Hume rate trend ‘disturbing’

Hume Council (Damjan Janevski). 336543_02

Zoe Moffatt

Hume council has recorded a 60 per cent increase in rates owed since 2020, which a councillor has attributed to the Reserve Bank of Australia’s “apparent desire to crush working people”.

In a meeting on November 27, the council noted the quarterly finance report for the three months to September 30, which detailed an almost $12 million increase in rate arrears from the same time last year.

As of September 30, the value of rates outstanding was $54.50 million and at the same time last year it was $42.75 million.

But when the report was prepared on October 11, the value of the total rate arrears was $37.94 million.

Speaking to this increase, councillor Joseph Haweil said it is a very disturbing and worrying trend.

He said the June 30, 2020 period showed council’s rates arrears were at $17.2 million, and less than two months ago on October 11, the rates arrears was at $37.94 million.

“So in effect [this is] a 60 per cent increase between June 2020 and June 2023,” he said.

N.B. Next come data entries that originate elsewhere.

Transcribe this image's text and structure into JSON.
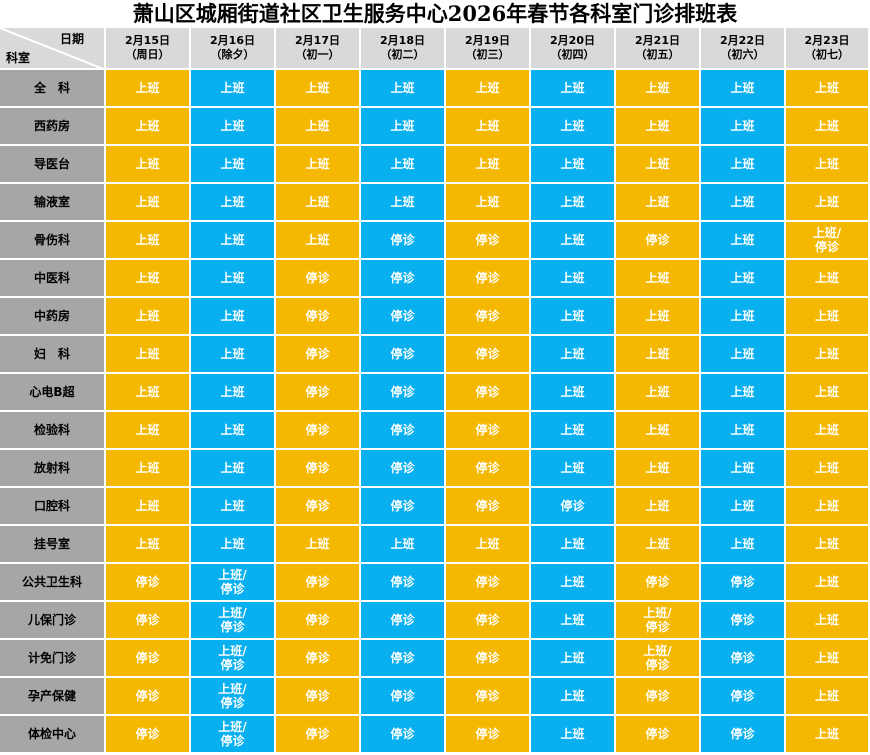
{
  "title": "萧山区城厢街道社区卫生服务中心2026年春节各科室门诊排班表",
  "corner": {
    "date_label": "日期",
    "dept_label": "科室"
  },
  "colors": {
    "yellow": "#f5b800",
    "blue": "#08b0ef",
    "dept_bg": "#a6a6a6",
    "header_bg": "#d9d9d9"
  },
  "dates": [
    {
      "date": "2月15日",
      "sub": "（周日）"
    },
    {
      "date": "2月16日",
      "sub": "（除夕）"
    },
    {
      "date": "2月17日",
      "sub": "（初一）"
    },
    {
      "date": "2月18日",
      "sub": "（初二）"
    },
    {
      "date": "2月19日",
      "sub": "（初三）"
    },
    {
      "date": "2月20日",
      "sub": "（初四）"
    },
    {
      "date": "2月21日",
      "sub": "（初五）"
    },
    {
      "date": "2月22日",
      "sub": "（初六）"
    },
    {
      "date": "2月23日",
      "sub": "（初七）"
    }
  ],
  "rows": [
    {
      "dept": "全　科",
      "cells": [
        "上班",
        "上班",
        "上班",
        "上班",
        "上班",
        "上班",
        "上班",
        "上班",
        "上班"
      ]
    },
    {
      "dept": "西药房",
      "cells": [
        "上班",
        "上班",
        "上班",
        "上班",
        "上班",
        "上班",
        "上班",
        "上班",
        "上班"
      ]
    },
    {
      "dept": "导医台",
      "cells": [
        "上班",
        "上班",
        "上班",
        "上班",
        "上班",
        "上班",
        "上班",
        "上班",
        "上班"
      ]
    },
    {
      "dept": "输液室",
      "cells": [
        "上班",
        "上班",
        "上班",
        "上班",
        "上班",
        "上班",
        "上班",
        "上班",
        "上班"
      ]
    },
    {
      "dept": "骨伤科",
      "cells": [
        "上班",
        "上班",
        "上班",
        "停诊",
        "停诊",
        "上班",
        "停诊",
        "上班",
        "上班/停诊"
      ]
    },
    {
      "dept": "中医科",
      "cells": [
        "上班",
        "上班",
        "停诊",
        "停诊",
        "停诊",
        "上班",
        "上班",
        "上班",
        "上班"
      ]
    },
    {
      "dept": "中药房",
      "cells": [
        "上班",
        "上班",
        "停诊",
        "停诊",
        "停诊",
        "上班",
        "上班",
        "上班",
        "上班"
      ]
    },
    {
      "dept": "妇　科",
      "cells": [
        "上班",
        "上班",
        "停诊",
        "停诊",
        "停诊",
        "上班",
        "上班",
        "上班",
        "上班"
      ]
    },
    {
      "dept": "心电B超",
      "cells": [
        "上班",
        "上班",
        "停诊",
        "停诊",
        "停诊",
        "上班",
        "上班",
        "上班",
        "上班"
      ]
    },
    {
      "dept": "检验科",
      "cells": [
        "上班",
        "上班",
        "停诊",
        "停诊",
        "停诊",
        "上班",
        "上班",
        "上班",
        "上班"
      ]
    },
    {
      "dept": "放射科",
      "cells": [
        "上班",
        "上班",
        "停诊",
        "停诊",
        "停诊",
        "上班",
        "上班",
        "上班",
        "上班"
      ]
    },
    {
      "dept": "口腔科",
      "cells": [
        "上班",
        "上班",
        "停诊",
        "停诊",
        "停诊",
        "停诊",
        "上班",
        "上班",
        "上班"
      ]
    },
    {
      "dept": "挂号室",
      "cells": [
        "上班",
        "上班",
        "上班",
        "上班",
        "上班",
        "上班",
        "上班",
        "上班",
        "上班"
      ]
    },
    {
      "dept": "公共卫生科",
      "cells": [
        "停诊",
        "上班/停诊",
        "停诊",
        "停诊",
        "停诊",
        "上班",
        "停诊",
        "停诊",
        "上班"
      ]
    },
    {
      "dept": "儿保门诊",
      "cells": [
        "停诊",
        "上班/停诊",
        "停诊",
        "停诊",
        "停诊",
        "上班",
        "上班/停诊",
        "停诊",
        "上班"
      ]
    },
    {
      "dept": "计免门诊",
      "cells": [
        "停诊",
        "上班/停诊",
        "停诊",
        "停诊",
        "停诊",
        "上班",
        "上班/停诊",
        "停诊",
        "上班"
      ]
    },
    {
      "dept": "孕产保健",
      "cells": [
        "停诊",
        "上班/停诊",
        "停诊",
        "停诊",
        "停诊",
        "上班",
        "停诊",
        "停诊",
        "上班"
      ]
    },
    {
      "dept": "体检中心",
      "cells": [
        "停诊",
        "上班/停诊",
        "停诊",
        "停诊",
        "停诊",
        "上班",
        "停诊",
        "停诊",
        "上班"
      ]
    }
  ]
}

“I think in the figures that you see in the report and with some analysis across a number of years, there is a very disturbing and worrying trend that we are seeing playing out in Hume city.

“I want to associate myself… with the many thousands of residents suffering the burden of the crazy economic policy being played out in this country.

“[This is] through the Reserve Bank and its apparent desire to crush working people in order to achieve the economic outcomes it wishes to achieve.”

Cr Haweil said he expects to see the rates arrears trend continue to grow, and he thinks the council “now must enter a phase to play [its] part in inflation reduction”.

“Which is to manage the amount of money we’re putting out there and also to consider what impact infrastructure spending… has had on inflation in this country,“ he said.

“I know there are very very many thousands of families in Hume city that are suffering today. I for one intend to continue raising my voice against this monetary policy in this country.”

An RBA spokesperson said they cannot comment on why the council has increased rates.

In June the then RBA governor Philip Lowe said high inflation is corrosive and damages the economy.

“It erodes the value of money and savings, puts pressure on household budgets, makes it harder for businesses to plan and distorts investment,” he said.

“It makes us all poorer and hurts people on low incomes the most.”